Englisches Bratendinner voller 102 Pestizide

Greenpeace-Bericht zeigt, dass traditionelles Sonntagsbratengemüse über 100 Pestizide enthalten könnte, darunter sieben, die in der EU verboten sind.
Der typische englische Sonntagsbraten – eine kulinarische Tradition, die seit Generationen gefeiert wird – könnte laut einem vernichtenden neuen Greenpeace-Pestizidbericht, der diese Woche veröffentlicht wurde, einen beunruhigenden chemischen Cocktail enthalten. Die Untersuchung ergab, dass das Gemüse und Obst, das normalerweise zu einem saftigen Bratengericht serviert wird, Rückstände von mehr als 100 verschiedenen Pestiziden enthalten könnte, was ernsthafte Fragen zu Lebensmittelsicherheitsstandards und landwirtschaftlichen Praktiken im gesamten Vereinigten Königreich aufwirft.
Stellen Sie sich einen entspannten Sonntagnachmittag im Frühsommer vor: Sie machen es sich in einem gemütlichen Landgasthof gemütlich und ein Kellner serviert Ihnen einen perfekt gebratenen Braten mit allen traditionellen Beilagen. Der Teller ist überfüllt mit kräftigen Karotten, zarten Erbsen, erdigen Pastinaken, cremigen Kartoffeln und reichhaltiger Zwiebelsoße, gefolgt von frischen Erdbeeren mit Schlagsahne. Die Szene verkörpert das britische kulinarische Erbe und den pastoralen Charme und ruft Gefühle von Geborgenheit und gesunder Ernährung hervor.

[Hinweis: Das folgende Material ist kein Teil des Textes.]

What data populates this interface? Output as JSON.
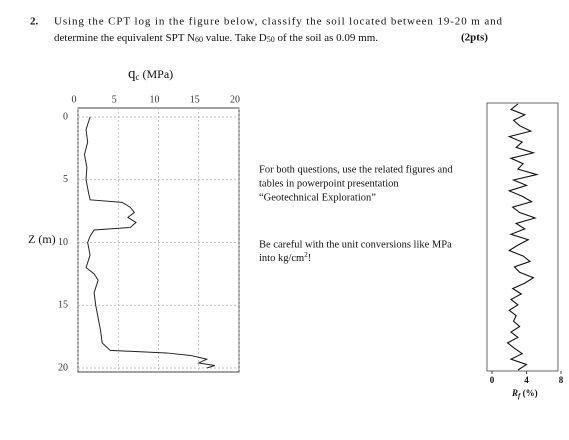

Doch hinter dieser malerischen Mahlzeit verbirgt sich eine beunruhigende Wahrheit über die moderne landwirtschaftliche Produktion.
Die am Donnerstag veröffentlichte Greenpeace-Pestizidanalyse zieht ihre alarmierenden Schlussfolgerungen aus Daten, die im Rahmen der Fera-Umfrage zum Pestizidverbrauch für 2024 zusammengestellt wurden. Diese umfassende Untersuchung ergab, dass 102 verschiedene Pestizidformulierungen – darunter sieben, die innerhalb der Grenzen der Europäischen Union ausdrücklich verboten sind – möglicherweise auf sieben wichtige Gemüse- und Beerenobstkategorien angewendet wurden, die häufig in traditionellen britischen Gerichten vorkommen. Das Ausmaß dieser chemischen Belastung stellt eine erhebliche Abweichung von den Erwartungen der Verbraucher an Lebensmittelsicherheit und landwirtschaftliche Vorschriften dar.